Last but not least, I visited the buildings of the National Archive of Chile in Santiago. My final thanks go to the staff of those establishments. The collection of governmental sources, from the Labour Directorate and the judiciary, provide as valuable an insight into day-to-day life as the business sources, shedding light also on the link between British managers and the Chilean authorities in the disciplining of workers and also on the struggles that coordinated practices provoked.
It is important to note that the biggest challenge of my trip was the ongoing Covid-19 pandemic.

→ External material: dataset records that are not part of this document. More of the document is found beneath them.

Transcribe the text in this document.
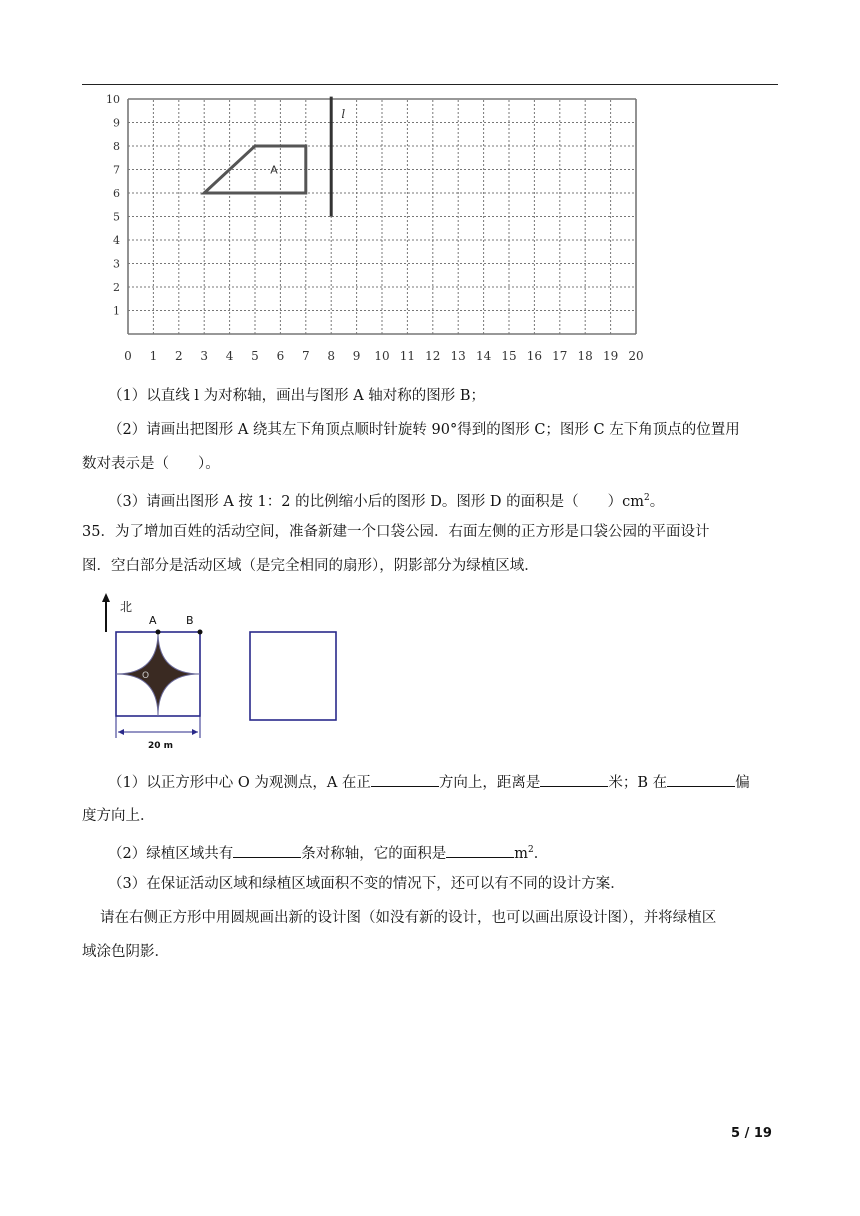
0 1 2 3 4 5 6 7 8 9 10 11 12 13 14 15 16 17 18 19 20
1
2
3
4
5
6
7
8
9
10
A
l
（1）以直线 l 为对称轴，画出与图形 A 轴对称的图形 B；
（2）请画出把图形 A 绕其左下角顶点顺时针旋转 90°得到的图形 C；图形 C 左下角顶点的位置用
数对表示是（　　）。
（3）请画出图形 A 按 1：2 的比例缩小后的图形 D。图形 D 的面积是（　　）$cm^2$。
35．为了增加百姓的活动空间，准备新建一个口袋公园．右面左侧的正方形是口袋公园的平面设计
图．空白部分是活动区域（是完全相同的扇形），阴影部分为绿植区域．
北
A	B
O
20 m
（1）以正方形中心 O 为观测点，A 在正	方向上，距离是	米；B 在	偏
度方向上．
（2）绿植区域共有	条对称轴，它的面积是	$m^2$．
（3）在保证活动区域和绿植区域面积不变的情况下，还可以有不同的设计方案．
请在右侧正方形中用圆规画出新的设计图（如没有新的设计，也可以画出原设计图），并将绿植区
域涂色阴影．
5 / 19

However, the staff who began to open libraries and archives, as well as people who took the time and care to bring us together to do the necessary work, made this research possible. Thanks again to them and to my family and friends who welcomed me. Undoubtedly, the materials gathered on this research trip (which was initially intended to be carried out earlier) will be essential for my thesis. For me, in particular, it is exciting to be part of the reconstruction of labour history in the region. Thanks again to SLAS, as without the funding provided, collecting the essential data in Chile and the conclusions I can draw would not be possible.